Who is protecting your data daily?
How much spam are you getting on your email? How much time do you spend deleting that spam? What is your time worth?
What happened the last time you lost data?
What is your definition of a business heart attack?
What is the cost, in hours or days of work, between 99% and 100% guaranteed uptime? 3.65 days of downtime.
Would you like to think about these questions by yourself or with me?
Take into consideration, you have expertise in your field. If a customer is consulting you for advice about something, it’s crucial that you portray confidence, not just information.

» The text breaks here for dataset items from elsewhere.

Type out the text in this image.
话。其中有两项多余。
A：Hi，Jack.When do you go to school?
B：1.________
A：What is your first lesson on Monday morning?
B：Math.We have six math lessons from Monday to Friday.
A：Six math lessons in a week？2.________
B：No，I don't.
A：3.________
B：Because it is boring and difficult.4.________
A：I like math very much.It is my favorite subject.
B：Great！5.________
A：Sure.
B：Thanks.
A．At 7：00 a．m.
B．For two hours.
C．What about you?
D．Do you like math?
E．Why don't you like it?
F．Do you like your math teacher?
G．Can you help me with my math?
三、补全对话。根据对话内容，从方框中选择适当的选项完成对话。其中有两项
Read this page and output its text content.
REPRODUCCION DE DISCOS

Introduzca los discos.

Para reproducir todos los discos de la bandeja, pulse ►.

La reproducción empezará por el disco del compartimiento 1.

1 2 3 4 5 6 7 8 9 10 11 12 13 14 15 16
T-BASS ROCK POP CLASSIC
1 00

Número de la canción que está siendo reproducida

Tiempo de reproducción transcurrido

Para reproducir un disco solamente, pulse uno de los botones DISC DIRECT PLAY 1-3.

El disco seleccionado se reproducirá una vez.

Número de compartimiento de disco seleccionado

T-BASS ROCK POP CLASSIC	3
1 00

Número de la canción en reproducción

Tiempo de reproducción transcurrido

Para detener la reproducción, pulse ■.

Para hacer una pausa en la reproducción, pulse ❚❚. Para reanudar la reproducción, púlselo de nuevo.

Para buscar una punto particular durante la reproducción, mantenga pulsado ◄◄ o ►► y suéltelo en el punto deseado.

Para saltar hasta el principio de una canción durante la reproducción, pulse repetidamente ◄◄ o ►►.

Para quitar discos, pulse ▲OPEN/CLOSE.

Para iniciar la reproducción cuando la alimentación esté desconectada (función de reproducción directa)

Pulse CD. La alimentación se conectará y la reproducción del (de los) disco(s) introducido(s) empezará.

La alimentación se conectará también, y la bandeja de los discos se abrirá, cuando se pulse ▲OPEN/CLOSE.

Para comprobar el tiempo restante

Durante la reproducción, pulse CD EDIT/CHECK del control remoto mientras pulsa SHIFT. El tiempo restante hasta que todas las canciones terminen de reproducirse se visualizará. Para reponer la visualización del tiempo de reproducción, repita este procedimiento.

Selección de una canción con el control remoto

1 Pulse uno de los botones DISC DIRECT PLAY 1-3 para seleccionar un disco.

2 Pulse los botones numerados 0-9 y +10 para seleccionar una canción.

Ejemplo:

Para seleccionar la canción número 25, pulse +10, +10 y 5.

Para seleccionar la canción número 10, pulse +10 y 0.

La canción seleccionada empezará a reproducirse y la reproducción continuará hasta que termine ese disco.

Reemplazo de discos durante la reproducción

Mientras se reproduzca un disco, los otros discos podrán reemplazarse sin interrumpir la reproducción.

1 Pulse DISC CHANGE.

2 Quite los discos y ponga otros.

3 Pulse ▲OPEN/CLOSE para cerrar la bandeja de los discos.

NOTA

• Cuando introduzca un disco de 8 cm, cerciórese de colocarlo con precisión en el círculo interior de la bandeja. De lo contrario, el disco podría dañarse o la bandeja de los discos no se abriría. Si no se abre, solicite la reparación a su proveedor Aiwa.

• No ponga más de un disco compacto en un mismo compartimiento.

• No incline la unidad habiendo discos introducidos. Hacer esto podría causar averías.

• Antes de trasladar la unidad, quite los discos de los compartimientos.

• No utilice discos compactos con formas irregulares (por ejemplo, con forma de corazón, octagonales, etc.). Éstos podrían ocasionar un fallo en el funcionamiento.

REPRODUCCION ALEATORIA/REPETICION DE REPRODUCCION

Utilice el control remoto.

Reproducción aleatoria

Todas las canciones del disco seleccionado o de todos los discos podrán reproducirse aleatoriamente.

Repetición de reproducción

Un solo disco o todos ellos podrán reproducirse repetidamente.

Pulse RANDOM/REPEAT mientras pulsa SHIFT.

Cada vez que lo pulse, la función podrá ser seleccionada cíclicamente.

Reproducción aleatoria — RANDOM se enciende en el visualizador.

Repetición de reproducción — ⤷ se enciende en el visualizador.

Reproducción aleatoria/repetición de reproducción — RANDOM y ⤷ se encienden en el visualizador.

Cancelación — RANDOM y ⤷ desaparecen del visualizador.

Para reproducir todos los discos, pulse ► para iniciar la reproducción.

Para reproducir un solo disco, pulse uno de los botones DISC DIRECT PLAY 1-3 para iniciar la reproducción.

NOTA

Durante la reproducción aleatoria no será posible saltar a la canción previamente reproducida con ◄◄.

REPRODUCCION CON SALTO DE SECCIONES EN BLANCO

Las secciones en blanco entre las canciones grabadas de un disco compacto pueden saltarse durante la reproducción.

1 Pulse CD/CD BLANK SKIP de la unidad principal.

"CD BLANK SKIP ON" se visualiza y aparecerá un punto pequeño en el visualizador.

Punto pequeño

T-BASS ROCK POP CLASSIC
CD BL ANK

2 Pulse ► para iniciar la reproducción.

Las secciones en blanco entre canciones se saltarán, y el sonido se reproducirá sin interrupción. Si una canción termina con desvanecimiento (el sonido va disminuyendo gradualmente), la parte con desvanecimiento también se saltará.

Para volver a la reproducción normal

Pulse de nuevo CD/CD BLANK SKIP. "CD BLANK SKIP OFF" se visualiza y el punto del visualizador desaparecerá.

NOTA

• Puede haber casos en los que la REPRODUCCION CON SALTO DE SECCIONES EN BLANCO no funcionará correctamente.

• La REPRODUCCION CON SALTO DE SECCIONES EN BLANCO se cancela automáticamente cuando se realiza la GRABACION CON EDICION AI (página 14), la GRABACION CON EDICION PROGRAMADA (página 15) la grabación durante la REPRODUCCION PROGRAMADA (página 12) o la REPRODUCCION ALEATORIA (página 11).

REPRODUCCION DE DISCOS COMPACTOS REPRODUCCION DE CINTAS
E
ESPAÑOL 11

“I want to think about it” is your GOLDEN OPPORTUNITY to give value.
THE SECRET: When you call a prospect, don’t get frustrated when they say “I want to think it over”. Instead, act as if you are surprised by the response. And make sure that you present my solution in exactly the manner I have described above.
When presenting this answer to a prospect, your tone must be both friendly and calm. The audience will see that you are prepared, and they might be impressed – or they might be engaged and willing.
With this solution, you will NOT succeed 100% of the time, BUT you WILL create value.